Ms Dhu's death in custody: The shocking footage that Australia needs to see
This piece was first published by The Sydney Morning Herald
Dragged from her cell. Handcuffed and paralysed. Hauled, dying, into the back of a police truck. This week Australia may be confronted, yet again, with images and footage of the justice system failing Aboriginal people, with devastating results.
Ms Dhu, whose first name is not used for cultural reasons, died slowly and alone on the concrete floor of a regional police cell at South Hedland police station in August 2014. She was 22 years old, had never been in custody before and was locked up for three days because she couldn't pay her fines.
The Western Australian Coroner presiding over the inquest into Ms Dhu's death in police custody will decide whether to publicly release harrowing footage of Ms Dhu, a young Yamatji woman, dying a cruel, unnecessary death.
We've witnessed the capacity of shocking footage to propel action and accountability after Four Corners aired footage from the Don Dale youth detention centre. Sometimes we have to see in order to believe.
I sat with Ms Dhu's family when the footage of her death was played in the Coroner's Court. They held their breath, watching their beloved daughter, sister, cousin and granddaughter crying out in pain, being dismissed and ignored by those who owed her a duty of care.
Ms Dhu's family wants the world to see this footage. They have tirelessly advocated for the past two years for us to see what they can never un-see. They want us to know what now haunts them and many other Aboriginal families every day: that prejudice and intolerance live and breathe in the very bones of the criminal justice system. And that accountability for this is rare.
As a teenager, Ms Dhu should have been cautioned and diverted for her low-level offending, rather than arrested by police and fined by a magistrate. As a young adult – poor and in a domestic violence situation – she should have never been taken into police custody and locked up for being unable to pay her fines. And in custody, she should have never been treated inhumanely and with such contempt for her wellbeing. Ms Dhu should never have died in custody.
Western Australia has the highest Aboriginal imprisonment rates in Australia; and Aboriginal women are the fastest-growing prisoner demographic in the country. Mick Gooda, the former Social Justice Commissioner, has called Aboriginal peoples' over-imprisonment a human rights crisis. The United Nations repeatedly hauls Australia over the coals for this injustice.
As a society, we have known these stark facts for some time, but we tend to live in a state of collective denial when it comes to racial prejudice and the criminal justice system.
Non-Indigenous people, like me, can largely choose the privilege of turning a blind eye. It is rarely our fathers, aunties, children or siblings who are punished by a justice system septic with discrimination. Australia now locks up more people than ever before, and it is marginalised people who suffer the brunt of this hyper-imprisonment culture.
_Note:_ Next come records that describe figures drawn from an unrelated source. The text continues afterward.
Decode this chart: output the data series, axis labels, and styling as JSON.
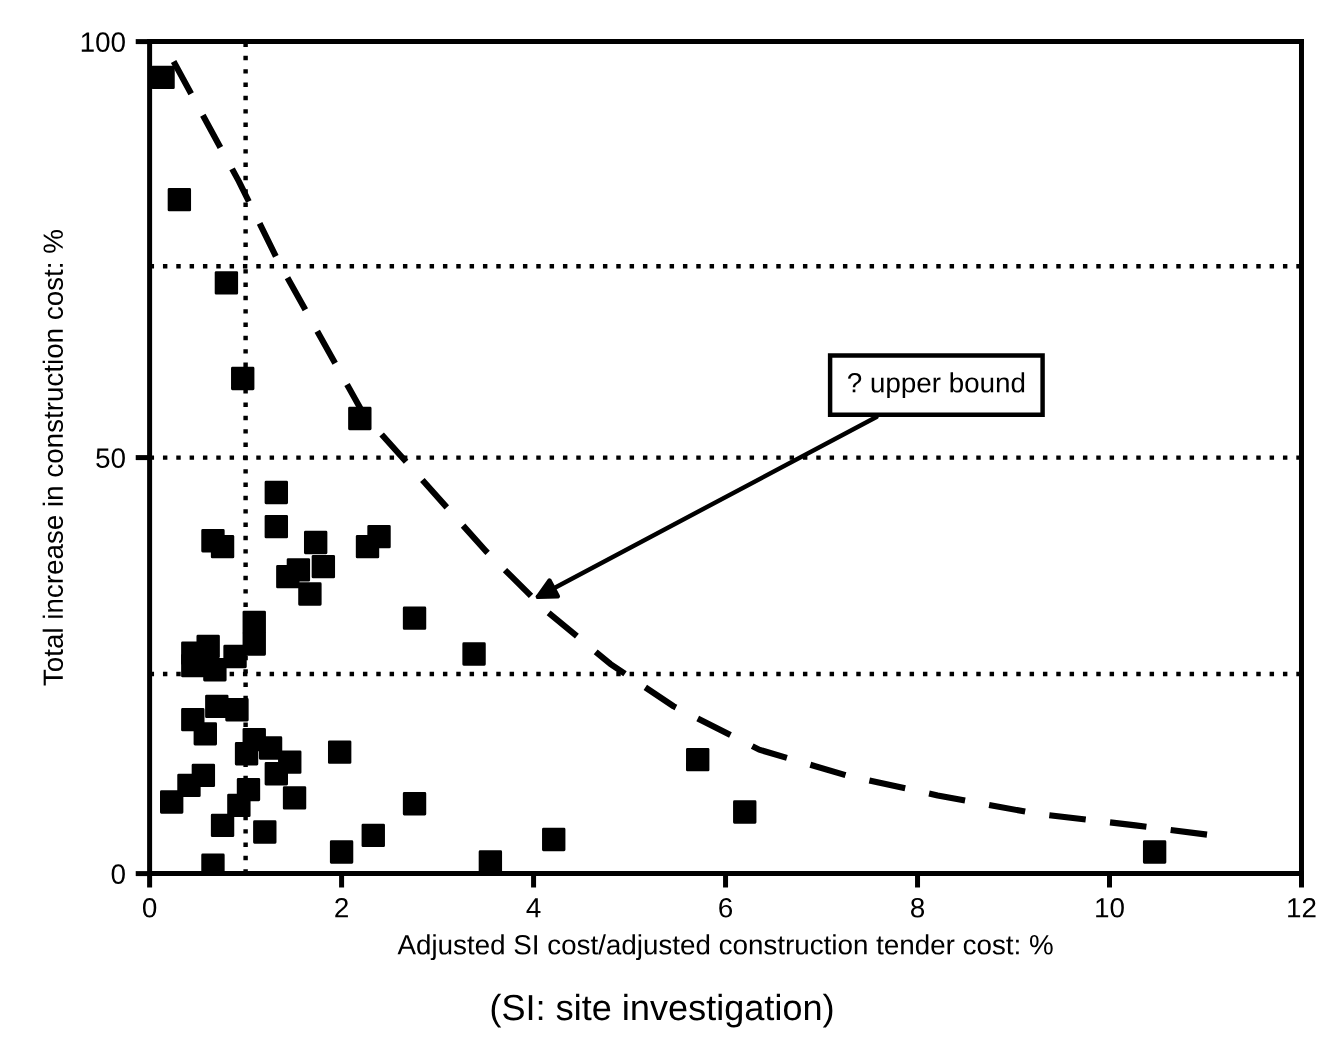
{
  "chart_data": {
    "type": "scatter",
    "xlabel": "Adjusted SI cost/adjusted construction tender cost: %",
    "ylabel": "Total increase in construction cost: %",
    "series": [
      {
        "color": "#000000",
        "marker": "square",
        "x": [
          0.14,
          0.31,
          0.8,
          0.97,
          2.19,
          1.32,
          1.32,
          0.66,
          0.76,
          1.73,
          2.27,
          2.39,
          1.81,
          1.44,
          1.55,
          1.67,
          2.76,
          1.09,
          1.09,
          0.45,
          0.61,
          0.45,
          0.68,
          0.89,
          3.38,
          0.45,
          0.58,
          0.7,
          0.91,
          1.01,
          1.09,
          1.26,
          1.46,
          1.32,
          1.98,
          0.56,
          0.41,
          0.23,
          1.03,
          0.93,
          1.51,
          0.76,
          1.2,
          2.76,
          0.66,
          2.0,
          2.33,
          3.55,
          5.71,
          6.2,
          4.21,
          10.47
        ],
        "values": [
          95.7,
          81,
          71,
          59.5,
          54.7,
          45.8,
          41.7,
          40,
          39.3,
          39.8,
          39.3,
          40.5,
          36.9,
          35.7,
          36.5,
          33.6,
          30.7,
          30.2,
          27.6,
          26.5,
          27.3,
          25,
          24.5,
          26.1,
          26.4,
          18.5,
          16.8,
          20.1,
          19.7,
          14.4,
          16.1,
          15.1,
          13.4,
          12,
          14.6,
          11.8,
          10.6,
          8.6,
          10.1,
          8.2,
          9.1,
          5.8,
          5,
          8.4,
          1,
          2.6,
          4.6,
          1.4,
          13.7,
          7.4,
          4.1,
          2.6
        ]
      },
      {
        "type": "line",
        "color": "#000000",
        "line_style": "dashed",
        "marker": "none",
        "x": [
          0.25,
          0.93,
          1.34,
          2.23,
          3.5,
          4.12,
          4.8,
          5.46,
          6.35,
          7.26,
          8.21,
          9.24,
          10.27,
          11.07
        ],
        "values": [
          97.6,
          83.2,
          73.6,
          55.2,
          38.8,
          31.7,
          25.2,
          20.1,
          14.9,
          11.8,
          9.4,
          7.2,
          5.8,
          4.6
        ]
      }
    ],
    "xlim": [
      0,
      12
    ],
    "xticks": [
      0,
      2,
      4,
      6,
      8,
      10,
      12
    ],
    "ylim": [
      0,
      100
    ],
    "yticks": [
      0,
      50,
      100
    ],
    "grid": false,
    "legend": false,
    "ref_lines": [
      {
        "axis": "x",
        "value": 1,
        "line_style": "dotted",
        "color": "#000000"
      },
      {
        "axis": "y",
        "value": 73,
        "line_style": "dotted",
        "color": "#000000"
      },
      {
        "axis": "y",
        "value": 50,
        "line_style": "dotted",
        "color": "#000000"
      },
      {
        "axis": "y",
        "value": 24,
        "line_style": "dotted",
        "color": "#000000"
      }
    ],
    "annotations": [
      {
        "text": "? upper bound",
        "x": 4.0,
        "y": 33
      },
      "(SI: site investigation)"
    ]
  }
}
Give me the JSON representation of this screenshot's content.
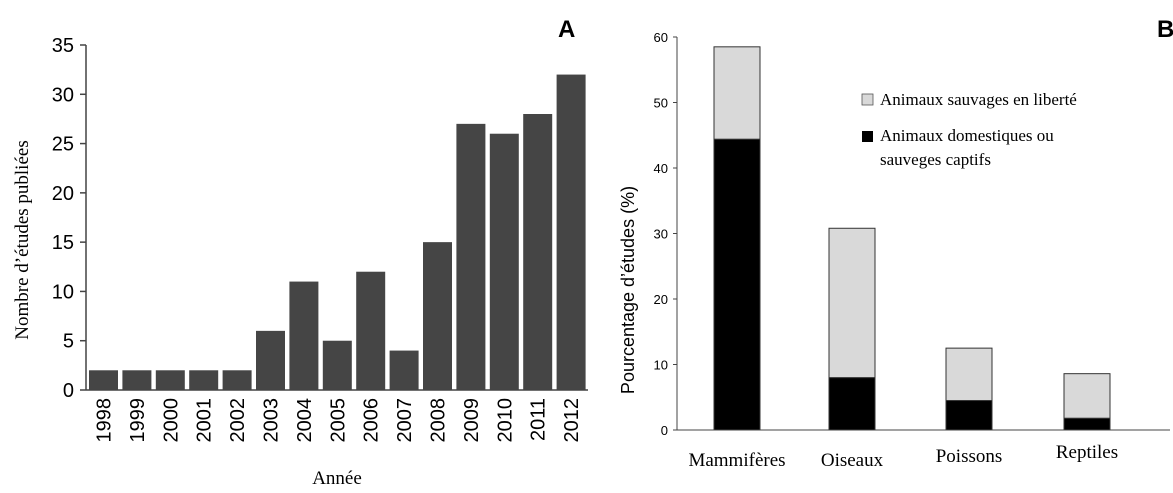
{
  "chart_data": [
    {
      "type": "bar",
      "panel_label": "A",
      "title": "",
      "xlabel": "Année",
      "ylabel": "Nombre d’études publiées",
      "categories": [
        "1998",
        "1999",
        "2000",
        "2001",
        "2002",
        "2003",
        "2004",
        "2005",
        "2006",
        "2007",
        "2008",
        "2009",
        "2010",
        "2011",
        "2012"
      ],
      "values": [
        2,
        2,
        2,
        2,
        2,
        6,
        11,
        5,
        12,
        4,
        15,
        27,
        26,
        28,
        32
      ],
      "ylim": [
        0,
        35
      ],
      "yticks": [
        0,
        5,
        10,
        15,
        20,
        25,
        30,
        35
      ],
      "grid": false,
      "bar_color": "#454545"
    },
    {
      "type": "bar",
      "stacked": true,
      "panel_label": "B",
      "title": "",
      "xlabel": "",
      "ylabel": "Pourcentage d’études (%)",
      "categories": [
        "Mammifères",
        "Oiseaux",
        "Poissons",
        "Reptiles"
      ],
      "series": [
        {
          "name": "Animaux domestiques ou sauveges captifs",
          "values": [
            44.4,
            8,
            4.5,
            1.8
          ],
          "color": "#000000"
        },
        {
          "name": "Animaux sauvages en liberté",
          "values": [
            14.1,
            22.8,
            8,
            6.8
          ],
          "color": "#d9d9d9"
        }
      ],
      "ylim": [
        0,
        60
      ],
      "yticks": [
        0,
        10,
        20,
        30,
        40,
        50,
        60
      ],
      "grid": false,
      "legend_position": "top-right"
    }
  ]
}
So in truth, we should not be shocked by the brutality of Ms Dhu's death when for so long we, and our elected representatives, have ignored the evidence.
Twenty-five years ago the Royal Commission into Aboriginal Deaths in Custody provided a road map for reducing imprisonment rates. Numerous national and state and territory reports have rehashed the importance of the royal commission's recommendations. But successive governments around Australia have chosen to ignore these recommendations. One was to use cautions and diversion wherever possible. Another was to avoid locking people up for unpaid fines. Another was to properly fund and consult with Aboriginal organisations.
The Western Australian Premier, Colin Barnett, made a personal promise to Ms Dhu's family that he would take meaningful action. But Aboriginal women in Western Australia continue to be locked up at unprecedented rates because they cannot pay their fines. The Aboriginal Legal Service is still not adequately funded. And punitive, "lock-em-up" policies and practices prevail.
Victoria is perhaps the only jurisdiction to have made a genuine, long-term effort to begin to turn things around. An Aboriginal Justice Agreement; Koori Courts; justice targets; recently improved fines laws; diversionary practices; and a Charter of Human Rights are all critical steps in the right direction. While still more can be done, this progress has required commitment and ongoing consultation.
If the Western Australian Coroner releases the footage to the public this week, it is incumbent upon us all to watch, to be outraged and then to demand change. It is well and truly time for us to insist that our elected representatives – and the laws and policies they enact – value the lives and liberty of Aboriginal people.
It has now been more than two years since Ms Dhu died. Her family is still awaiting answers. They will never stop grieving. They will never again celebrate Christmas in the same way because Ms Dhu's birthday is on Boxing Day. They are forever marred by an unimaginable suffering; compounded by an Australia that implicitly but repeatedly says that Aboriginal peoples' lives matter less.
We owe it to Ms Dhu and her family to stand by their side and demand accountability and change. Equality and justice should be hallmarks of our society, rather than reserved for those of us with the privilege to pretend they already are.
Ruth Barson is director of legal advocacy at the Human Rights Law Centre.